Southland's top police officer says a number of changes to processes have taken place since the crash in which a Dunedin police officer lied to get a conviction for a teenage driver instead of himself.
Neil Robert Ford, 56, the police officer who lied under oath, was today jailed two years and four months for perjury.
The sentence concluded a five-year court case concerning a car crash between the senior constable and 17-year-old Shane Cribb.
Ford was found guilty last month of lying over his account of the crash in July 2005.
Tonight on Close Up, southern district commander Superintendent Bob Burns said that the delay in bringing Ford to justice could not be avoided.
"It took some time for the inconsistencies in Neil Ford statement to come through and then it was completely investigated by and independent investigator from outside the district.
"It should be clear that these two officers withheld some fairly crucial information for a number of years and that contributed to the time delays," he said.
He said that the experience had been an important learning curve for the police force.
"We have learnt from some of these investigations and we've changed some of the processes and policies to make sure that this kind of thing never happens again in Southland," he said.
Burns expressed his disappointment at Ford dragging the case out for so long by continually denying he was at fault.
"It's absolutely disappointing, it cuts to the very core of us, and this whole thing need not have happened if he'd only come forward at the time with his admission of what he had done at the crash scene and none of this would have occurred," he said.
He said it was important that the allegations were heard in the end and those in the wrong punished.
"To tell the honest truth it's good to cut this kind of behaviour from the force and show the public we take this kind of thing very seriously," he said.
Ford had been driving a police car that was hit by Cribb, when the officer pulled out in front of the teenager on a rural road near Alexandra.
The policeman claimed he had been in the middle of the road turning, and because of Ford's court testimony, the teenager, now 22, was found guilty in 2006 of causing the accident and convicted of careless driving causing injury.
Sentencing Ford at Dunedin District Court today, Judge Paul Kellar said the officer's lie had consequences.
"The consequences of your false evidence were twofold.

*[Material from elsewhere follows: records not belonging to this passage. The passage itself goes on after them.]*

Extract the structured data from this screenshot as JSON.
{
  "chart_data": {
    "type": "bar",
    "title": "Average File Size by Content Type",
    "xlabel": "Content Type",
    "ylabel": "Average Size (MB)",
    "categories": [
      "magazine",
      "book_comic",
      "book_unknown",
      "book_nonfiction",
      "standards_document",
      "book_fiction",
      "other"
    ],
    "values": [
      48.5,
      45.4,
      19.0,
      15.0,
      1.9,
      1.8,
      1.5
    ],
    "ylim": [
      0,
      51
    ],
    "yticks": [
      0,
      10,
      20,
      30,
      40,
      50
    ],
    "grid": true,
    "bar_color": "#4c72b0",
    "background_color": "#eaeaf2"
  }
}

One - an innocent person was convicted. Two: you, as probably the guilty party, were not charged with the offence.
"Our society puts great trust in its police force, police officers have significant powers. It's vital to public confidence that they exercise them with undeviating integrity," Kellar said.
Ford's lawyer Nic Soper said his client had lost a lot for his lie.
"He's lost the status of an honest and upstanding member of his community. He's lost his self respect, and perhaps most significantly, he's lost his future and his occupation as a police officer," Soper said.
Persistence by a supporter and close friend of Cribb, Steve Potter, saw the case go back to court and Cribb cleared of the charge in 2008, after new evidence became available.
That evidence included reports from specialist road-crash analysts, who showed the accident could not have happened the way Ford had claimed.
Experts and witnesses said Ford did a U-turn without looking and that made it impossible for Cribb to avoid him.
The Crown prosecutor said Ford knowingly misled the court to avoid the consequences of the truth about the accident coming out.
Under cross examination, Ford was adamant his memory was that he had been doing a right-hand turn.
He could not explain why he remembered the accident this way when evidence later proved he was doing a U-turn, rather than a right-hand turn, and was clearly at fault.
Cribb said today he was relieved his ordeal was finally over.
"I definitely feel like an old man, wish I could have my five years back. It's made me really angry and brought me into an ugly little ball of fury. And all that anger went towards the justice system and the cops."
And he paid tribute to his persistent supporter, tyre salesman Potter.
"He was a lawyer, he was a counsellor and he was a crash-scene investigator. Without Steve I would they would have just pushed it all away and I would still be framed today," Cribb said.
Potter said he worked out what had really happened within days of the accident.
"If I could see what was gapingly wrong, why couldn't the authorities? That's the thing that I really still struggle with."